During the afternoon the scene of the morning was repeated with variations, and the same might be said of the two following days. Then came an interval of sleighing and skating. Then rain turned the snow to slush, and once again Beverly exhibited the characteristics of a caged tiger.

“I shall have nervous prostration before the winter is over,” thought Patience, who was still determined to take the situation humorously, still refused to face her former self. “I do wish the family would come back, mother-in-law and all.”

Occasionally, despite Beverly’s indignant protests, she went to town for the day, and shopped or paid calls with Hal. On one occasion they went to see Rosita. That “beautiful young prima donna of ever increasing popularity” wore black gauze over gold-coloured tights, and acted and sang and danced and allured with consummate art. The opera house was two-thirds crowded with men, although there was the usual matinÉe contingent of girls and young married women.

“Well,” thought Patience, “she’s way ahead of me, for she’s made a success of herself, at least, and is not bothered with scruples and regrets.”

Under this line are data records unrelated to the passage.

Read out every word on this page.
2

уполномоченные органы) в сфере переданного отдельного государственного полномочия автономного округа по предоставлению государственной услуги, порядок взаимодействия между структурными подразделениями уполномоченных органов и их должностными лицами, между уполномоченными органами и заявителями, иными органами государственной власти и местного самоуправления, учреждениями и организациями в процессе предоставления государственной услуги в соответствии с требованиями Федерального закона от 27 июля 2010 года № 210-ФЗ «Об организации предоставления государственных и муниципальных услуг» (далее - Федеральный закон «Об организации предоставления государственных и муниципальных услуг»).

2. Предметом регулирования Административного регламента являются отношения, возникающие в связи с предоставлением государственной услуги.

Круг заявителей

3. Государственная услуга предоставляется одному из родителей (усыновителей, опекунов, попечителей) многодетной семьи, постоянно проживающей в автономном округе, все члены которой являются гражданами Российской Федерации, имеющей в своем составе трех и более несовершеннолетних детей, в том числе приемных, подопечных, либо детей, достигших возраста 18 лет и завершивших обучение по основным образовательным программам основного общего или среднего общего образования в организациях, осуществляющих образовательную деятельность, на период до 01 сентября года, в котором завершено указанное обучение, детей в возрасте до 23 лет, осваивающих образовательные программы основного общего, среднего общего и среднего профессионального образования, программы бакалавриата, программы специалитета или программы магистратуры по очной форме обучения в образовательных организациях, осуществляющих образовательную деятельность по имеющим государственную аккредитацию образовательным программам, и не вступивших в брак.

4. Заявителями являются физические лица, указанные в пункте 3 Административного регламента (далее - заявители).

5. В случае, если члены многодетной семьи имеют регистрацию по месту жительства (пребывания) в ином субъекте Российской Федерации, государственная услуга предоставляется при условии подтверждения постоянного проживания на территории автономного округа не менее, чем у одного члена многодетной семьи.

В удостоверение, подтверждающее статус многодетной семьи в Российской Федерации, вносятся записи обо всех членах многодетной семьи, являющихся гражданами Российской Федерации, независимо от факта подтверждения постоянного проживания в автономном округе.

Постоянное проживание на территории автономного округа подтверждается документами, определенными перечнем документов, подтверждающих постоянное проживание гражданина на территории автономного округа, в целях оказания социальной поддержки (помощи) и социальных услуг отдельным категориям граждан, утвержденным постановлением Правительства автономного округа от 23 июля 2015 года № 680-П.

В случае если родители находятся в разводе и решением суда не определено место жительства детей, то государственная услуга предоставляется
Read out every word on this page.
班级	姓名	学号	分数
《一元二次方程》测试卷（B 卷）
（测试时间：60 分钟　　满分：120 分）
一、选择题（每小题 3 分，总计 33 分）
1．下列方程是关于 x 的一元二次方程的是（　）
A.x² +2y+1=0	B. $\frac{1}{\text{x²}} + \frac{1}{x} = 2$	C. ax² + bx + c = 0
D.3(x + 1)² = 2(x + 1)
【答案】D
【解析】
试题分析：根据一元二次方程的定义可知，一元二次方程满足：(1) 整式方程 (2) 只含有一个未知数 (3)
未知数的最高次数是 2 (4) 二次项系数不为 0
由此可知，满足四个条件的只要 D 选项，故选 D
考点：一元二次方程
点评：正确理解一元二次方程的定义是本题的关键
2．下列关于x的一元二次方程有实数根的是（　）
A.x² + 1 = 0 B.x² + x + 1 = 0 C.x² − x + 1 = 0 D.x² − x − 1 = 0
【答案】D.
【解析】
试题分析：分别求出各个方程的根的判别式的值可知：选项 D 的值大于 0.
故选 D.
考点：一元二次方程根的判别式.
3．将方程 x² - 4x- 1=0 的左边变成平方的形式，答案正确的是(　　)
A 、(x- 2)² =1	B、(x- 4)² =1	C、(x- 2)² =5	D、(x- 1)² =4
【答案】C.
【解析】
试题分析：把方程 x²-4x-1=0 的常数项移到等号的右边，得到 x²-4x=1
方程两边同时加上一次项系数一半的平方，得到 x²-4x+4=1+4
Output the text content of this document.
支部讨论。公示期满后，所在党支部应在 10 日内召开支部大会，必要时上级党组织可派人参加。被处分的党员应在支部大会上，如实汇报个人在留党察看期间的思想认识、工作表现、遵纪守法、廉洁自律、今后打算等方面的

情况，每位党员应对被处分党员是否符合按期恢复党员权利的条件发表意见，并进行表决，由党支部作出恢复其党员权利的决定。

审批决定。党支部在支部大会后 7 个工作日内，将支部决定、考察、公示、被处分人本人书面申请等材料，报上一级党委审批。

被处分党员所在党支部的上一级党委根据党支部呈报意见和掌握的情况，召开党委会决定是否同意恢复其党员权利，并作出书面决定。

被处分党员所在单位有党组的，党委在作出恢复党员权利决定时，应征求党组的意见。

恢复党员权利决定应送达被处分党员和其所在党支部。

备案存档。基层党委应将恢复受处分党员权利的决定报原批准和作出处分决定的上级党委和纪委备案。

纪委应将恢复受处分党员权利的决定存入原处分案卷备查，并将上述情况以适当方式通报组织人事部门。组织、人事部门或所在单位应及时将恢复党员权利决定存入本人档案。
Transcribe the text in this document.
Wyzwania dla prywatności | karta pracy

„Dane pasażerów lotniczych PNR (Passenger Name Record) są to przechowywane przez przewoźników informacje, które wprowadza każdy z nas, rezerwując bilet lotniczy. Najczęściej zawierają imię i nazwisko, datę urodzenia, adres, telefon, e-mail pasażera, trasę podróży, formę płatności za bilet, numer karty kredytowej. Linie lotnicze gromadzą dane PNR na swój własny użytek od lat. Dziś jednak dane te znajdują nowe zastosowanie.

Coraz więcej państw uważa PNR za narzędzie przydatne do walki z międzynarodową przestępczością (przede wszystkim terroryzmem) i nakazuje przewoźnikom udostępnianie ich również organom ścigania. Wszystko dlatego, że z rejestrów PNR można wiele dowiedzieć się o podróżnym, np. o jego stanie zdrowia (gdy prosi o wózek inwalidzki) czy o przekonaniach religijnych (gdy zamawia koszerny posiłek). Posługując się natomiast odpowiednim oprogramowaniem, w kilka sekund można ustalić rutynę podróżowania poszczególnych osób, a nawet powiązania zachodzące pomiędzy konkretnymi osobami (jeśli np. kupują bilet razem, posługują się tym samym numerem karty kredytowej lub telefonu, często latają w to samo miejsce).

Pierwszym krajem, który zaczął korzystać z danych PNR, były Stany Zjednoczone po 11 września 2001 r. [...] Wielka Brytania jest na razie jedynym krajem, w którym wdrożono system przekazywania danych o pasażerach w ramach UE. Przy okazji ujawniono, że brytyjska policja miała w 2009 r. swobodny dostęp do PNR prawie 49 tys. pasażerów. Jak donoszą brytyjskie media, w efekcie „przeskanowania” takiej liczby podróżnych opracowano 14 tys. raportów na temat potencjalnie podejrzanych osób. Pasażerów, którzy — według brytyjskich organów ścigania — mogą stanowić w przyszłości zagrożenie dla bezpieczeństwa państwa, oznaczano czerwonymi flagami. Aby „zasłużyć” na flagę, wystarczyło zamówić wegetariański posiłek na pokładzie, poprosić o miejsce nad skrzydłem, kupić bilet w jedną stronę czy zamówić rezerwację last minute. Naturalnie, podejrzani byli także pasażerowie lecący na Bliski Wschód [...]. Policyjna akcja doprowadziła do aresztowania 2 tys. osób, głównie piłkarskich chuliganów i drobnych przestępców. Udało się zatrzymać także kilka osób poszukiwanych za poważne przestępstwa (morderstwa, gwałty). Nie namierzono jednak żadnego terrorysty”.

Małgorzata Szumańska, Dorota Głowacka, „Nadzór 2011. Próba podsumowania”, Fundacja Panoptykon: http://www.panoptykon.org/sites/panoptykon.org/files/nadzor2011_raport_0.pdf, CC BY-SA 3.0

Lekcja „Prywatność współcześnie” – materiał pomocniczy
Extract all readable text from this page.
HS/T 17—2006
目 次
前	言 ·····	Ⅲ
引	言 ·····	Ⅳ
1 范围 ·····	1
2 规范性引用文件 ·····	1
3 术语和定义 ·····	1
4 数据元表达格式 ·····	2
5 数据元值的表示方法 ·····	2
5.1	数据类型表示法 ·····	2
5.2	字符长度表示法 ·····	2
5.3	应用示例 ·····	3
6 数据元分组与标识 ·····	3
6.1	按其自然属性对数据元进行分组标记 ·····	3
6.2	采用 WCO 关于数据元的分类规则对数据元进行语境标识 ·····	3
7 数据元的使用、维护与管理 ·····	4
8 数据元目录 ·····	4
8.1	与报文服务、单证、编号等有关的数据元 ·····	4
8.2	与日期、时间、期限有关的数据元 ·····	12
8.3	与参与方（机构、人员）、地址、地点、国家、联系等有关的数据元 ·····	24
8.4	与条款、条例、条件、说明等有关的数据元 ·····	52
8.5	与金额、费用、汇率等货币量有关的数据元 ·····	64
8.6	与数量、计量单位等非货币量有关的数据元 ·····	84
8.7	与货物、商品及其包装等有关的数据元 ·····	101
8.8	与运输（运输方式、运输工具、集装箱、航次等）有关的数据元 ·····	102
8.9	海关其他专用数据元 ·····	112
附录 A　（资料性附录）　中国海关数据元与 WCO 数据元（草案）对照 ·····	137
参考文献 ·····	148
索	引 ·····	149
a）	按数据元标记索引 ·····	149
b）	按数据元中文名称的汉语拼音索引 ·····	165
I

The winter dragged along as slowly as if time had lamed the old man, then fallen asleep. The relations between Patience and Beverly became very strained. His frequent tempers were alternated by sulks. He was genuinely unhappy, for limited as he was, mentally and spiritually, he was very human; and in his primitive way he loved his wife.

Patience’s resolution to go through life as a cynical humourist, deaf and blind to the great wants of her nature, died hard, but it died at last. Monotony accentuated fact, and the time came when pretence failed her, and she visibly shrank from his lightest caress. The tide of horror and loathing had risen slowly, but definitely. He threatened to kill her, to commit suicide, to get a divorce; but his threats did not disturb her. He was too weak to kill himself, too proud to make himself ridiculous in the divorce courts, and too much in love to put her beyond his reach. What sustained her was the hope that his passion would die a natural death, and that they would then go their diverse ways as other married people did,—that had come to seem to her the most blessed meaning of the holy state of matrimony. Then she could enjoy her books, and he would permit her to spend the winters in New York, or in travel.

Beverly’s affections, however, showed no sign of dissolution.